Note: If you want to learn more about the metrics that caret outputs, read the documentation by entering ?caret::confusionMatrix in the Console.

Varying the probability threshold: for-loops
Here, you’ll explore how to write a for-loop to evaluate a logistic regression model at many probability thresholds.
Step through the code and comments (comments start with a # pound sign) to understand some general features about looping operations in R. If you ever want to look up the documentation for a function, you can enter ?function_name in the Console.
Also fill in the ???’s in the code.

# Obtain the actual observed vertebral classes from the data
actual_classes <- vert$class
# Obtain the predicted probability of vertebral irregularity (Y=1 event)
# type="response" converts log odds, to odds, and finally to a probability
pred_probs <- predict(vert_mod$finalModel, newdata = vert, type = "response")

# Create a regularly-spaced sequence of probability thresholds
prob_threshs <- seq(0, 1, by = 0.01)

# Create empty vectors to store the sensitivity and specificity
# for all values of the probability thresholds
sens_vec <- rep(0, length(prob_threshs))
spec_vec <- rep(0, length(prob_threshs))

# Loop over all of the thresholds
# seq_along() makes a sequence 1,2,...,length of prob_threshs
# In each iteration of the loop, the variable i takes these integer values
for (i in seq_along(prob_threshs)) {
    # Get the probability threshold for this iteration
    thresh <- prob_threshs[i]
    # If the predicted prob > threshold, predict "1".
    # Otherwise, predict "0".
    hard_preds <- ifelse(pred_probs > thresh, "1", "0")
    # Create boolean TRUE/FALSE vectors indicating whether the
    # prediction for each case is a TP, TN, FP, FN.
    is_tp <- hard_preds=="1" & actual_classes=="1"
    is_tn <- ???
    is_fp <- ???
    is_fn <- ???
    # Calculate sensitivity and specificity
    # Hint: sum(is_tp) gives the number of TPs
    sensitivity <- ???
    specificity <- ???
    # Store sensitivity specificity in their containers
    sens_vec[i] <- sensitivity
    ???
}

ROC curves and AUC
1. An ROC curve plots sensitivity on the y-axis versus 1-specificity on the x-axis.
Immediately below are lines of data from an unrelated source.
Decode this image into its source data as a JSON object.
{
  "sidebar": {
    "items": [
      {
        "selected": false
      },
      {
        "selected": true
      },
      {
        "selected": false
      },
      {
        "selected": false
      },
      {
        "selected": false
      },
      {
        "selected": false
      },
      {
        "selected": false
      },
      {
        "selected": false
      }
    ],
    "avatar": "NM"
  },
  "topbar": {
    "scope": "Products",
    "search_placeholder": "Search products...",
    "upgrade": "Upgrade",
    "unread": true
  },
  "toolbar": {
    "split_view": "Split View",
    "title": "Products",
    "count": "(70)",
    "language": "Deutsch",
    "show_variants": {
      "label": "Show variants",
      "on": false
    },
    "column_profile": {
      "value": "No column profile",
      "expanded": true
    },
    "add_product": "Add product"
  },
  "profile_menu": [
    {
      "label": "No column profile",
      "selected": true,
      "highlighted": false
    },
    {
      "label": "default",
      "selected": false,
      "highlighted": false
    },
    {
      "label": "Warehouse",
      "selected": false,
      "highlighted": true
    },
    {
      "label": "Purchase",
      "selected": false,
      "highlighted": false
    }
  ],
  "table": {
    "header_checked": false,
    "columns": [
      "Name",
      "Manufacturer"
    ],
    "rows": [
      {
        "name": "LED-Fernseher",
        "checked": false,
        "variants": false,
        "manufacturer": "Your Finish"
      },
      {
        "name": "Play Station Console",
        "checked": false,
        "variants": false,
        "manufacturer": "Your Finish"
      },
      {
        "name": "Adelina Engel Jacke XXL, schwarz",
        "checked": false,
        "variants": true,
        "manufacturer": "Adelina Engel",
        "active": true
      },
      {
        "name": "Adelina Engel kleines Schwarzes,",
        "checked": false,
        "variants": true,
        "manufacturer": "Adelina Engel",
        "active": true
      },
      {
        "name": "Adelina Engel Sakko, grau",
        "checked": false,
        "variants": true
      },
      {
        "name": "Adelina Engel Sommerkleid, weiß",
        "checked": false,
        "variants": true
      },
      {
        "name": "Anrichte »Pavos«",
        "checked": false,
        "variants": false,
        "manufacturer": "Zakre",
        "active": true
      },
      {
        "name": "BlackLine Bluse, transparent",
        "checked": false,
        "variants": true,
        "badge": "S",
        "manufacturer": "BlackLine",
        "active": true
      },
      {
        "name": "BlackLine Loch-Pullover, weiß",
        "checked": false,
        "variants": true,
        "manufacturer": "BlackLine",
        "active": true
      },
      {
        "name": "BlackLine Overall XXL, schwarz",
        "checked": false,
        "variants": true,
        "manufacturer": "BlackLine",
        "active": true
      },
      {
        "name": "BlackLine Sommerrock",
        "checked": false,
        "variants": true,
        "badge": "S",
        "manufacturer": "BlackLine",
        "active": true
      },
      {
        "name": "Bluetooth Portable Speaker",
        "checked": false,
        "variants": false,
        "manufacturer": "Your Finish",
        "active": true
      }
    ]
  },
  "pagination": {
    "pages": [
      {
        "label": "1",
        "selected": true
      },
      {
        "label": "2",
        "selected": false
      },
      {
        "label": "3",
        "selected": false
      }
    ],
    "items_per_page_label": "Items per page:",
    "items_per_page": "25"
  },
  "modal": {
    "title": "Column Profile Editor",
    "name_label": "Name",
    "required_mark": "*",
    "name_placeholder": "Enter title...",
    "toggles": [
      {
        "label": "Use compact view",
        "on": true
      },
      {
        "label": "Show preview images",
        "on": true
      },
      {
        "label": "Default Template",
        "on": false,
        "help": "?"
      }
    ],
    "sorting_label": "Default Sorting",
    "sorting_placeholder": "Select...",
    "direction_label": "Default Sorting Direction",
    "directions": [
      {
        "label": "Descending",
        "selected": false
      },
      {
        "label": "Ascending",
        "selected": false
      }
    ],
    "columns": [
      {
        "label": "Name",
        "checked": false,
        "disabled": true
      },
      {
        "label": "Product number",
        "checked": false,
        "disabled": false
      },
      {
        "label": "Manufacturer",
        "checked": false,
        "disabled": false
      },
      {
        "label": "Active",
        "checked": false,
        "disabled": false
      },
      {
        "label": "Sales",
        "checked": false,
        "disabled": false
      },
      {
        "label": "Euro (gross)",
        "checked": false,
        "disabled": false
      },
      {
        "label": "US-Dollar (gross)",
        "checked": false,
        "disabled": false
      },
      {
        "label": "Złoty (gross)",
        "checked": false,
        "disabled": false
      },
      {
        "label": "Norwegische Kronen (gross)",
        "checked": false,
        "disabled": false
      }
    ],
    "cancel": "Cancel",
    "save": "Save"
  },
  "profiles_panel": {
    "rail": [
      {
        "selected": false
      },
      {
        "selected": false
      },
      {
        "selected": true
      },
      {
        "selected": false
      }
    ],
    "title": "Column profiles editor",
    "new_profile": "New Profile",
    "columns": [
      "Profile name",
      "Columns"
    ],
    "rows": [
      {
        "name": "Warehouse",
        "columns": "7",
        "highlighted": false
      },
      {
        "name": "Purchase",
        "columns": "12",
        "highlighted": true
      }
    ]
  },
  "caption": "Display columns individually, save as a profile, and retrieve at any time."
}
In this way, the y=x line provides a convenient reference for a random guessing classifier (flips a coin to make the classification).
```
plot(1-spec_vec, sens_vec)
abline(a = 0, b = 1, col = "gray")
```
2. What would the ROC curve look like for a model that is uniformly better for every probability threshold? For a model that is uniformly worse for each threshold?
3. What if ROC curves cross each other? A convenient way to quantify differences between models is with the area under the ROC curve, called AUC. The code below shows how you would compute AUC by hand.
```
roc_fun <- approxfun(x = 1-spec_vec, y = sens_vec)
integrate(roc_fun, lower = 0, upper = 1)
```
  What is the AUC for a perfect classifier? For the random guessing classifier?

You might imagine that there is an R package for making ROC curves and calculating AUC. There is! You will explore the pROC package in your homework.